The specific heat of concrete is 0.16 kcal/kgC o , and the specific heat of water is 1.00 kcal/kgC o . This means that if 1 kg of ice and 1 kg of water each receives 1 kcal of energy
To determine the change in temperature when 1 kcal of energy is added to 1 kg of ice and 1 kg of water, we need to use the specific heat values given for ice and water.
1. For the ice:
The specific heat of ice is not provided in the information given. However, we can assume that it is negligible compared to the specific heat of water. Therefore, we can consider the heat transfer for the ice as a phase change from solid to liquid, rather than a change in temperature. This phase change is known as the heat of fusion.
The heat of fusion for ice is approximately 79.7 cal/g (or 0.797 kcal/g). So, for 1 kg of ice, the heat of fusion would be 0.797 kcal/g x 1000 g = 797 kcal.
Therefore, when 1 kcal of energy is added to 1 kg of ice, it will change the phase of the ice to water, but the temperature of the ice will remain at 0 °C.
2. For the water:
The specific heat of water is given as 1.00 kcal/kg°C. This means that it takes 1.00 kcal of energy to raise the temperature of 1 kg of water by 1°C.
So, when 1 kcal of energy is added to 1 kg of water, it will increase the temperature of the water by 1°C.
In summary, when 1 kcal of energy is added to 1 kg of ice, it will change the phase of the ice to water without changing the temperature. When 1 kcal of energy is added to 1 kg of water, it will increase the temperature of the water by 1°C.
If 1 kg of ice and 1 kg of water each receives 1 kcal of energy, let's calculate the temperature change for each substance.
For the ice:
To melt the ice, we need to bring it from -20°C (assuming the initial temperature is -20°C) to 0°C, which requires:
Q = m * c * ΔT
Q = 1 kg * 0.16 kcal/kg°C * (0°C - (-20°C))

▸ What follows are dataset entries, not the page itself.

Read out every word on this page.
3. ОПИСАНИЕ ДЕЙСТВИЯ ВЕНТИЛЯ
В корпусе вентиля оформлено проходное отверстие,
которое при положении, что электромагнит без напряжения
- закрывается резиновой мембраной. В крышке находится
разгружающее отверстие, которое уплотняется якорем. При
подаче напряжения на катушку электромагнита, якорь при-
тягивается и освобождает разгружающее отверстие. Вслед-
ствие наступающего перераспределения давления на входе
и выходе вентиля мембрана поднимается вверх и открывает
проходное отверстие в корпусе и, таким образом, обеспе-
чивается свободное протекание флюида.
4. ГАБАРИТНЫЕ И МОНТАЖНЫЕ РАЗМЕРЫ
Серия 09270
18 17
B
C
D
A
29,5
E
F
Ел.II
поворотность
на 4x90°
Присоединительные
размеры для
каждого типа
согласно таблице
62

Q = 1 kg * 0.16 kcal/kg°C * 20°C
Q = 3.2 kcal
For the water:
To increase the temperature of the water from 0°C to 100°C, we use:
Q = m * c * ΔT
Q = 1 kg * 1.00 kcal/kg°C * (100°C - 0°C)
Q = 1 kg * 1.00 kcal/kg°C * 100°C
Q = 100 kcal
So, if 1 kcal of energy is provided to both the ice and water, the ice will melt completely, and the water's temperature will increase to 100°C.